MAL McKIBBEN, Citizens for Nuclear Technology Awareness: You can't have it both ways. I mean, if the people there are saying, "we ought to send it... we ought to make glass out of it and send it to Yucca Mountain," but the same people are saying, "I don't want Yucca Mountain to open," it's... that is illogical.
TOM BEARDEN: Mal McKibben is the executive director of a nonprofit group called Citizens for Nuclear Technology Awareness. He says immobilization creates its own risks.
MAL McKIBBEN: It is still weapons grade plutonium, and what you have done is put enough plutonium in a mine, in the ground, to make many thousands of weapons. So you've created a plutonium mine for the future.
TOM BEARDEN: McKibben's group, based in Aiken, supports the MOX plan. They believe the town's economy world flourish because the government would spend billions of dollars in construction funds and create hundreds of high paying jobs here. But Allard says the state ought to lose those jobs if the governor continues to delay.
SEN. WAYNE ALLARD: You know, there was the competitive bid for handling the plutonium. Other states wanted the project. And his state came forward, they bid for the project, they won it. And now it's an election year and he's playing the game. But this is not anything new to me.
TOM BEARDEN: Governor Hodges says he still wants those jobs. He says he'll accept the plutonium if DOE will agree to a court-supervised settlement.
GOV. JIM HODGES: We ought to go down to the... to the courthouse and enter into a consent order, so that if they a year from now or five years from now change their mind, that we have a federal judge who can say, "Wait a minute. You're not going to be allowed to do that."
TOM BEARDEN: Secretary Abraham says that's not going to happen.
SPENCER ABRAHAM: Once you enter into one of those types of an agreements, then other parties, third-party interveners, from who knows what perspective, including the perspective of people who don't like our agreement with Russia, could enter into the case, seek to intervene, and seek to, in some way, influence these programs.

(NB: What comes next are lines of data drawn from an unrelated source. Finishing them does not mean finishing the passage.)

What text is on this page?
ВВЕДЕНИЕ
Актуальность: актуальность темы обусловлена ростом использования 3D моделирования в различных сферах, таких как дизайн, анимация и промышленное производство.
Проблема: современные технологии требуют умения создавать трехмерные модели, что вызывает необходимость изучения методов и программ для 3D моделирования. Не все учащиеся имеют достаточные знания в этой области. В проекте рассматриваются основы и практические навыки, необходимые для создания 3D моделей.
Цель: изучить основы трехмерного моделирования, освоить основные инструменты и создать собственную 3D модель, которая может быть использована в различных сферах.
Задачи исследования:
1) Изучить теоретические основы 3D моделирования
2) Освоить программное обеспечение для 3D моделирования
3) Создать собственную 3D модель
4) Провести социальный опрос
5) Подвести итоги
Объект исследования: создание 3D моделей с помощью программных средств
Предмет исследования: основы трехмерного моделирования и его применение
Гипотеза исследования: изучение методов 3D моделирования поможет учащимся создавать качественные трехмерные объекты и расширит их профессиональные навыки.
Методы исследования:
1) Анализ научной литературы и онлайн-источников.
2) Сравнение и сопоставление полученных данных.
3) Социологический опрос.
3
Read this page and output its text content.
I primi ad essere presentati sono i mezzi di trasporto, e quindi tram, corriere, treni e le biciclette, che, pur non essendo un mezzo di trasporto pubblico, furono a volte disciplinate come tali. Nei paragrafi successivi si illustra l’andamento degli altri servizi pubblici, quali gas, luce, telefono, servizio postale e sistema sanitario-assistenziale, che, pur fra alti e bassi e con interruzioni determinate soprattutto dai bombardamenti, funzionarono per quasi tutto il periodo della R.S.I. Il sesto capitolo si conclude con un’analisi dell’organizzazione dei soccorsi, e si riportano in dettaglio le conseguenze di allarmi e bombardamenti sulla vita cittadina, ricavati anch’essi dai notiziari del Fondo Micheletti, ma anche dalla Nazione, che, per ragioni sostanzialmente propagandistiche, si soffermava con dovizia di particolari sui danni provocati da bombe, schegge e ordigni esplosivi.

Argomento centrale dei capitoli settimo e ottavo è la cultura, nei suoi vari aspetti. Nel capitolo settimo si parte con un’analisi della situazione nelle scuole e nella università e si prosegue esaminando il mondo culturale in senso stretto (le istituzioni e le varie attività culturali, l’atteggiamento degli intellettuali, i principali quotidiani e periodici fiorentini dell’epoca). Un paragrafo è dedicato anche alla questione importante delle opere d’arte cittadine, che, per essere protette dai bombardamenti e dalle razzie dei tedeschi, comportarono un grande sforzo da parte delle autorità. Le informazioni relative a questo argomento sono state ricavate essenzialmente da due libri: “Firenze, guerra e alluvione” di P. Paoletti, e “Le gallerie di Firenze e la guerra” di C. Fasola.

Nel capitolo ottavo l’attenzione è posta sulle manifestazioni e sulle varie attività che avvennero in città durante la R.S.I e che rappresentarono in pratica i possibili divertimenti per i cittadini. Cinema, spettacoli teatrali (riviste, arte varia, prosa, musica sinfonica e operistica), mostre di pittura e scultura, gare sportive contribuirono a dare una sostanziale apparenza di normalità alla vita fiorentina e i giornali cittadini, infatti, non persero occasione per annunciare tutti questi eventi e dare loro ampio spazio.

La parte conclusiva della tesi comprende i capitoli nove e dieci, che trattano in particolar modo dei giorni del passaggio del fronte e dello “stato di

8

In short, we would be trying to put a major international agreement into place against the backdrop of having a variety of third parties having access to tamper with that agreement and try to change it at all times.
TOM BEARDEN: In the meantime, Allard, and Democratic Representative Mark Udall, also of Colorado, turned up the heat last month when they proposed legislation that would fine DOE if it does not remove all the plutonium from Rocky Flats by November 2003. The Energy Department has agreed to delay the first plutonium shipments until after a federal court hears arguments in the governor's lawsuit on June 13.